C’était aussi simple que ça. Milwën n’était pas la Baronne pour rien. Avant d’être une politicienne, elle était avant tout une scientifique, particulièrement douée. Elle était plus ou moins responsable de la création de Novac, grâce à ses recherches sur les nanomachines. Elle était talentueuse, et, quand on voyait comment son corps s’était amélioré, il était normal que MERCATEL ait décidé d’investir en elle. Milwën était la superstar de l’organisation, car elle avait guéri le cancer. Elle était en phase terminale, le corps ravagé par la chimiothérapie, quand les nanomachines avaient fait effet. Il y avait eu un énorme retentissement médiatique à l’époque, et la belle Baronne avait participé à de nombreux débats télévisés, et avait été invitée à autant de plateaux télévisés, de colloques universitaires. Le Sénat lui avait même remis la Légion d’Honneur pour services rendus à la Nation. Elle était la coqueluche de MERCATEL.
Milwën huma l’air frais.
« Détends-toi, Leïla, tu n’as rien fait de mal... Les gardes sont un peu nerveux, ne leur en veux pas. »
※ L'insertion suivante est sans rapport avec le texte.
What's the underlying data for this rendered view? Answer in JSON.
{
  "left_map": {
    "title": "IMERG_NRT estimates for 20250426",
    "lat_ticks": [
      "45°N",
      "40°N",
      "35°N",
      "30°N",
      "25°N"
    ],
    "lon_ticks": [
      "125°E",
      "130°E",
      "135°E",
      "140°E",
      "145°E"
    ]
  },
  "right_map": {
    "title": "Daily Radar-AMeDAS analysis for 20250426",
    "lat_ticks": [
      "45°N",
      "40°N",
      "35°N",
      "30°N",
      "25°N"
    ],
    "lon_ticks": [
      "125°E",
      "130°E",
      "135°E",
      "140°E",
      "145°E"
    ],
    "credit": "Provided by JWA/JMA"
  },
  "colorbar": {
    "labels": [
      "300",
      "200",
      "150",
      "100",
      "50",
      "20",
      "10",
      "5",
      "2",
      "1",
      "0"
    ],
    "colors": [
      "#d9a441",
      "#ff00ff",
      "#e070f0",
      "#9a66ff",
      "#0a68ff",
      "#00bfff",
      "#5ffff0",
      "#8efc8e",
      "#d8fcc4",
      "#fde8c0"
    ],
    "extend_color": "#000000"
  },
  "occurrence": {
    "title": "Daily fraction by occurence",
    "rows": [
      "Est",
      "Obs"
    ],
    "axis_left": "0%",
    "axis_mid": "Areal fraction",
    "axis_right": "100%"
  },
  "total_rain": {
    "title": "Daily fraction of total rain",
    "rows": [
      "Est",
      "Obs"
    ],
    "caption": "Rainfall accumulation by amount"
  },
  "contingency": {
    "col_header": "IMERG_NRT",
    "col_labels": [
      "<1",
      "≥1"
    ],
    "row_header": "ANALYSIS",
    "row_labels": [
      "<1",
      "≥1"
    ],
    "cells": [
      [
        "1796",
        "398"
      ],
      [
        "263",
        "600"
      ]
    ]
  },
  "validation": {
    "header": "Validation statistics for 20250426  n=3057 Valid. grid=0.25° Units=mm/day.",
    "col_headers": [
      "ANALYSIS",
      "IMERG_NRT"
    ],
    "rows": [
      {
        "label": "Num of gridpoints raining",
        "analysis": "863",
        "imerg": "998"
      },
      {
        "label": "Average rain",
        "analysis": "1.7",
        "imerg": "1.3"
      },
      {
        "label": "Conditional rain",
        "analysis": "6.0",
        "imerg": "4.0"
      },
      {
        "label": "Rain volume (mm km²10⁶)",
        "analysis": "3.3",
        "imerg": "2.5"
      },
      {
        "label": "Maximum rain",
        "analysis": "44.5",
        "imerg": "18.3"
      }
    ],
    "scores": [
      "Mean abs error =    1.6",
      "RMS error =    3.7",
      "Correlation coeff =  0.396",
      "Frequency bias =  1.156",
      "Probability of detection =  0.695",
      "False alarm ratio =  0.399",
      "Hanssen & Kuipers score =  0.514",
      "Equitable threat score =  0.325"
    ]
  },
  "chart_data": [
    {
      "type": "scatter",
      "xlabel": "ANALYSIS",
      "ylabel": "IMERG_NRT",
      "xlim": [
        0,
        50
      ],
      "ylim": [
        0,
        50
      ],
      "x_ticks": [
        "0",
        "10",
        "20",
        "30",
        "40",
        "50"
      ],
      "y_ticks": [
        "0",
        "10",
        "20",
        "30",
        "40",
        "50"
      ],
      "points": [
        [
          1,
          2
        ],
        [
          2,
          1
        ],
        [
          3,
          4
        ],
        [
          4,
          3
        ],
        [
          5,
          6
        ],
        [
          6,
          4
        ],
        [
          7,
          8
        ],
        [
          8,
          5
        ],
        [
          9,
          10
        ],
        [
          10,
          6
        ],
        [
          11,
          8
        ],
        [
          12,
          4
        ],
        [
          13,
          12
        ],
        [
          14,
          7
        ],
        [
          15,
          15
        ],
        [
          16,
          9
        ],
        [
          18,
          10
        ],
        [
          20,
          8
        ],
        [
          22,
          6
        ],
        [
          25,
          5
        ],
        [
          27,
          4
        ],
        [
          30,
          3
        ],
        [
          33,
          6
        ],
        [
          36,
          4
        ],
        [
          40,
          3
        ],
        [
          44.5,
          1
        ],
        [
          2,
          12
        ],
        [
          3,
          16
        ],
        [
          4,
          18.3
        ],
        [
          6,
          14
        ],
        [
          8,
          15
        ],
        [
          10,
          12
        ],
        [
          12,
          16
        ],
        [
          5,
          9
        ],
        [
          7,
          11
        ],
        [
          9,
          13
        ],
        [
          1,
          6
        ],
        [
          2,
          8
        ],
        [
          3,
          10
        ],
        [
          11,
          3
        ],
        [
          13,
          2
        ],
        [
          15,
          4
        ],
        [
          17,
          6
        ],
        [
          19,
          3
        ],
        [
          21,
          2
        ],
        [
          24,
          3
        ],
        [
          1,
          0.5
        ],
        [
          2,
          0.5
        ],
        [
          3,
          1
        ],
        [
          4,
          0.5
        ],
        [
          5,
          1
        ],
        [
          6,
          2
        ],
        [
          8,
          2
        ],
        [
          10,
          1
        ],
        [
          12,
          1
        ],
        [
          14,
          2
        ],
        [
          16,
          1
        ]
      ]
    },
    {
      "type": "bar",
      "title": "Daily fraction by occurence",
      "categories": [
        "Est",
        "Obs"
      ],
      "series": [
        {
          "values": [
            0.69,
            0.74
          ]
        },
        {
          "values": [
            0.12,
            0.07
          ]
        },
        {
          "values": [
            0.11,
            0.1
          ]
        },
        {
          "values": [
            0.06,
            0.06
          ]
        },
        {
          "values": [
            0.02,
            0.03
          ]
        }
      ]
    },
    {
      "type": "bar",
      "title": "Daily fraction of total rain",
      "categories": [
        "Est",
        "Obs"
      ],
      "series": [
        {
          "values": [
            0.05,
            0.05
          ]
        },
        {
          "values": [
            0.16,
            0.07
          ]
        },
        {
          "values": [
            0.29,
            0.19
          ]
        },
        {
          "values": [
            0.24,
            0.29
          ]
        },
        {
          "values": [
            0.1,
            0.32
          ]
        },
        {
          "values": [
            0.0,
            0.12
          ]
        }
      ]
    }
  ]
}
La Baronne faisait preuve d’un attachement assez difficile à comprendre avec cette jeune femme. Elle ne la connaissait pas, et on pouvait donc se demander pourquoi elle agissait ainsi... Mais y avait-il une raison d’être à la bonté ?
« Je peux te ramener chez toi... Mais tu aurais tort de te priver d’un séjour à Novac. C’est le plus beau pays de tout Terra... Et... Tu voulais acheter des vêtements, dis-tu ? »
Milwën aurait normalement du retourner au bâtiment, pour travailler, mais l’idée de flâner dans les centres commerciaux avec cette petite Terrienne lui plaisait. La Baronne se releva. Elle entendit les déclics de quelques appareils photos, émanant de touristes passant par là. Quand on voyait la Baronne de Novac, aussi belle qu’intelligente, il était normal de vouloir la photographier. Milwën aurait menti en disant qu’elle n’était pas légèrement orgueilleuse. Elle avait vaincu le cancer, après tout, et, si elle n’avait pas pu sauver Garance, elle savait que, du haut des Cieux, son ancien amour la regardait avec joie, heureuse de voir que son aimée avait réussi à faire ce que la science devait faire : répandre le bien autour d’elle, guérir par la connaissance et le talent.
« Il y a une grande galerie commerciale à côté... À moins que tu ne préfères te reposer un peu ? Tu es mon invitée, Leïla. »
Milwën lui laissait le choix, tout simplement.